Подтвердить что ты не робот

Почему это разрешено для доступа к частным полям Java через отражение?

Рассмотрим следующий пример:

import java.lang.reflect.Field;

public class Test {

    public static void main(String[] args) {
        C c = new C();
        try {
            Field f = C.class.getDeclaredField("a");
            f.setAccessible(true);
            Integer i = (Integer)f.get(c);
            System.out.println(i);
        } catch (Exception e) {}
    }
}

class C {
    private Integer a =6;
}

Кажется нелогичным, что вам разрешено доступ к закрытым полям классов с отражением. Почему такая функциональность доступна? Разве не "опасно" разрешить такой доступ?

4b9b3361

ОТВЕТЫ

Ответ 1

Частный предназначен для предотвращения случайного злоупотребления, а не как механизм безопасности. Если вы решите обойти это, вы можете сделать это на свой страх и риск и предположение, что знаете, что делаете.

Ответ 2

Оба getDeclaredField() и setAccessible() фактически проверяются диспетчером безопасности и генерируют исключение, если ваш код не разрешен для этого.

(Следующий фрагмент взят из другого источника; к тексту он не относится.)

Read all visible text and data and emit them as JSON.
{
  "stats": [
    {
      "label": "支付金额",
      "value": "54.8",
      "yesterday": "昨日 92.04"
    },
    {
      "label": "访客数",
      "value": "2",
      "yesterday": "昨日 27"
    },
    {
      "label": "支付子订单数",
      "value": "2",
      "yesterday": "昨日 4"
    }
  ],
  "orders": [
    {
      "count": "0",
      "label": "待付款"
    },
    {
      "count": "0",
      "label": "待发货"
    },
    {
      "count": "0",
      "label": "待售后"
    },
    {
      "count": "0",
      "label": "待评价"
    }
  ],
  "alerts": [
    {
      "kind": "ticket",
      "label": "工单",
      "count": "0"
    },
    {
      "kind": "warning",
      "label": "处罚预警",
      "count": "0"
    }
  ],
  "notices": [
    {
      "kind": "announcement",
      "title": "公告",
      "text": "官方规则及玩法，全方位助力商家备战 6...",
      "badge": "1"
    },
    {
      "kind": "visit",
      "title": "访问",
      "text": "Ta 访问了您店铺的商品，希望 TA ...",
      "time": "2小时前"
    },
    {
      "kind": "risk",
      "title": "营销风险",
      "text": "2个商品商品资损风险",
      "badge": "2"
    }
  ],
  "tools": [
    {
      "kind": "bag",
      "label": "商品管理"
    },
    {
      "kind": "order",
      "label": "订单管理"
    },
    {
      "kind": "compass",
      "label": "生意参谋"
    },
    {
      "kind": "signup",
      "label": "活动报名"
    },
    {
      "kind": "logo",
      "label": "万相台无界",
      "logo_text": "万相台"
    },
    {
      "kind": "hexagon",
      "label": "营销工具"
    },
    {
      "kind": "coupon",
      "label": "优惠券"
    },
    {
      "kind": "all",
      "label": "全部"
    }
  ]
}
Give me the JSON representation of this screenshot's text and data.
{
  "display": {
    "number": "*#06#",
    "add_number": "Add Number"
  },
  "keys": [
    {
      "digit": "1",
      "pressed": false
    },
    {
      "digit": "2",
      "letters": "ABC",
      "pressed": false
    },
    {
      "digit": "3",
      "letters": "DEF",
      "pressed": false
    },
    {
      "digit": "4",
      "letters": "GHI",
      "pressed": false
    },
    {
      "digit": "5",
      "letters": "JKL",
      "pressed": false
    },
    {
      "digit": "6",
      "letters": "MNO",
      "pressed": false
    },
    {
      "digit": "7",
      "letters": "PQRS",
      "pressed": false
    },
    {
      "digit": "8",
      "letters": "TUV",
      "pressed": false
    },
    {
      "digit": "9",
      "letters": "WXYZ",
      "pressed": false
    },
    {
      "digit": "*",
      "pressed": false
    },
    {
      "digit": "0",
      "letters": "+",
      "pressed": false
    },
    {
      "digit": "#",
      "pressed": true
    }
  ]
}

Чаще всего вы этого не заметите, потому что код Java часто запускается без администратора безопасности.

Одним из важных исключений являются апплеты, которые всегда работают с менеджером безопасности.

Ответ 3

Да, это не приятно, но это позволяет работать с такими ракурсами, как Java Serialization.

Установка доступного флага в отраженном объекте позволяет сложным приложениям с достаточной степенью привилегий, таким как сериализация объектов Java или другим механизмам сохранения, манипулировать объектами таким образом, который обычно запрещается.

Я полагаю, что функциональность можно отключить с помощью SecurityManager

http://javabeans.asia/2008/10/12/how_to_set_securitymanager_and_java_security_policy_programmatically.html

Ответ 4

Отражение опасно. Период.

Какой смысл ограничивать полезность действительно опасной системы ради столь незначительно повышенной безопасности?

Кроме того, автоматическая сериализация требует возможности "высасывать мозги" из любого класса; игнорирование модификаторов доступа является необходимостью в этом случае.

Ответ 5

Reflection - это полный API для ввода внутри классов. Частные члены и все.

В случаях, когда вы не доверяете запущенному вами коду (апплеты и т.п.), вы можете вообще не использовать код. Подробнее см. этот вопрос.

Ответ 6

От: http://java.sun.com/docs/books/tutorial/reflect/

Отражение обычно используется программами, которые требуют возможности исследовать или изменять поведение среды выполнения приложений, запущенных на виртуальной машине Java.

Это инструмент, позволяющий одним сломать некоторые правила, можно бросить его на ногу или правильно использовать.

Ответ 7

В описание пакета java.lang.reflect:

Классы в этом пакете вместе с java.lang.Class разместить приложения, такие как отладчики, переводчики, инспекторы объектов, класс браузеров и служб, таких как Object Сериализация и JavaBeans, которые необходимы доступ к общественным целевой объект (на основе его времени выполнения класс) или членов, объявленных заданный класс.

Отражение обеспечивает механизм доступа к информации о классах с помощью средств, которые обычно недоступны при регулярном взаимодействии между классами и объектами. Одним из таких способов является доступ к закрытым полям из внешних классов и объектов.

Да, отражение вообще может быть опасным, поскольку оно может выставлять внутренние объекты классов и объектов.

Однако это также очень мощный инструмент, который можно использовать для проверки внутренних объектов классов и объектов, к которым нельзя получить доступ с помощью других стандартных средств.